3
votes

Hi i have kernel function, where i need to compare bytes. Area where i want to search is divided into blocks, so array of 4k bytes is divided to 4k/256 = 16 blocks. Each thread in block reads array on idx and compare it with another array, where is what i want to search. I've done this by two ways:

1.Compare data in global memory, but often threads in block need to read the same address.

2.Copy data from global memory to shared memory, and compare bytes in shared memory in the same way as mentioned above. Still problem with same address read. Copy to shared memory looks like this:

myArray[idx] = global[someIndex-idx];
whatToSearch[idx] = global[someIndex+idx];

Rest of the code is the same. Only operations on data in example 2 are performed in shared arrays.

But first option is about 10% faster, than that with the shared memory, why?? Thank you for explanations.

2
Please post a complete example. Without it all of the current answers are pure speculation. Your comments on the answers below are not enough to make it clear what you are doing.harrism

2 Answers

12
votes

If you are only using the data once and there is no data reuse between different threads in a block, then using shared memory will actually be slower. The reason is that when you copy data from global memory to shared, it still counts as a global transaction. Reads are faster when you read from shared memory, but it doesn't matter because you already had to read the memory once from global, and the second step of reading from shared memory is just an extra step that doesn't provide anything of value.
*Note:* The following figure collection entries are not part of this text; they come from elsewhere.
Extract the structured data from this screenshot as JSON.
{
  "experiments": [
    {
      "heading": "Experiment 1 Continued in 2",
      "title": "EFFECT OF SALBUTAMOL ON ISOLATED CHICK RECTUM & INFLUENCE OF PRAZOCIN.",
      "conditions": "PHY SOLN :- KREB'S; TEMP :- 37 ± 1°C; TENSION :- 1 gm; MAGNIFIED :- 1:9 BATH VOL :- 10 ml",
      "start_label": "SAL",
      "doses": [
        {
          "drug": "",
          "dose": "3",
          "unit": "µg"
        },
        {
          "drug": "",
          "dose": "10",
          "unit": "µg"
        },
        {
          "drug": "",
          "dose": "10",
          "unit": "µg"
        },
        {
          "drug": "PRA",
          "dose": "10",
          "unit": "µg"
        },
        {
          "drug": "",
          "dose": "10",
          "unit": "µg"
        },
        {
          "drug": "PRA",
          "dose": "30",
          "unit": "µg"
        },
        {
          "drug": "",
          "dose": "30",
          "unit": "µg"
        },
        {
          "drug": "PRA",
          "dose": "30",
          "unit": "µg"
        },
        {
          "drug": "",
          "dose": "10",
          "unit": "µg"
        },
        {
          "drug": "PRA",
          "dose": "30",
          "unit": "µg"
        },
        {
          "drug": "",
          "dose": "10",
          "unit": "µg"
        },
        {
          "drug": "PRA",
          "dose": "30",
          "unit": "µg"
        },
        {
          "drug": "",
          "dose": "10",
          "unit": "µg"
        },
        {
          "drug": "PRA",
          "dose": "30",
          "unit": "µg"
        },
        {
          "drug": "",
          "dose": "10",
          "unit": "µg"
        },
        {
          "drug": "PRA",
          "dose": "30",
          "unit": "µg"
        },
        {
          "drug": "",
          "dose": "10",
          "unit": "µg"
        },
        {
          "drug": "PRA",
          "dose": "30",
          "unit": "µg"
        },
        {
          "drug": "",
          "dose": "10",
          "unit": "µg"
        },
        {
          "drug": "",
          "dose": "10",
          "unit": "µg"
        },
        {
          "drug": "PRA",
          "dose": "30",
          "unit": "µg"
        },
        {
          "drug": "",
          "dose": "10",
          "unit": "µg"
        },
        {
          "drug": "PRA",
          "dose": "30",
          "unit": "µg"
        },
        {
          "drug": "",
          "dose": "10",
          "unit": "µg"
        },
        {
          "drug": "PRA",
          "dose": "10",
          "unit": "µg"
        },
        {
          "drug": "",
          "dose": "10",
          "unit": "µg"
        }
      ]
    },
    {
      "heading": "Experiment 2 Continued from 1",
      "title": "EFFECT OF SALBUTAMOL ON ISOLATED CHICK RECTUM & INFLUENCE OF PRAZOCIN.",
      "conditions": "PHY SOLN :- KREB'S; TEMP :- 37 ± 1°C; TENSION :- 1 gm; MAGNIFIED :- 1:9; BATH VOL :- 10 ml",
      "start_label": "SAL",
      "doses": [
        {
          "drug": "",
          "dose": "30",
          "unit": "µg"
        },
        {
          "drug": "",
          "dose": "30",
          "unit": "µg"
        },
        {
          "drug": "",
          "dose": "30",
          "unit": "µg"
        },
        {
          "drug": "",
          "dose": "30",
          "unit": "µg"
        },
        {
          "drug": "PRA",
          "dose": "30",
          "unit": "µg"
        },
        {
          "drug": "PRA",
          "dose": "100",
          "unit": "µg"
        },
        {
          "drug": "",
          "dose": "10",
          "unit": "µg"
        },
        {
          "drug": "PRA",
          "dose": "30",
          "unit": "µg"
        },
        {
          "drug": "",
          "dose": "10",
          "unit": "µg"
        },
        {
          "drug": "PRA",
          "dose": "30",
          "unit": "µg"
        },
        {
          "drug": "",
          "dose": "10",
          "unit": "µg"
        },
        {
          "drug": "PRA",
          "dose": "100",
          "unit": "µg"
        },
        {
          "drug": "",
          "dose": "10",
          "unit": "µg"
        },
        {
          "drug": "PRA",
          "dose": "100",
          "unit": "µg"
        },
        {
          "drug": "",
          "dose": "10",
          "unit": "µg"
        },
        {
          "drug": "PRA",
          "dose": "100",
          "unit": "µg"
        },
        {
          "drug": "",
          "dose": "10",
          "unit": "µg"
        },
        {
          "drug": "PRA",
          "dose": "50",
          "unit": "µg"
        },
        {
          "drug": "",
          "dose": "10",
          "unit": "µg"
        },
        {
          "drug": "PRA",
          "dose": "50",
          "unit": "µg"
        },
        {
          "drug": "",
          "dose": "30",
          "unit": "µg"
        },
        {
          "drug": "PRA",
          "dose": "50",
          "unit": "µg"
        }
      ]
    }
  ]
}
So, the key point is that using shared memory is only useful when you need to access the same data more than once (whether from the same thread, or from different threads in the same block).

1
votes

You are using shared memory to save on accesses to global memory, but each thread is still making two accesses to global memory, so it won't be faster. The speed drop is probably because the threads that access the same location in global memory within a block try to read it into the same location in shared memory, and this needs to be serialized.

I'm not sure of exactly what you are doing from the code you posted, but you should ensure that the number of times global is read from and written to, aggregated across all the threads in a block, is significantly lower when you use shared memory. Otherwise you won't see a performance improvement.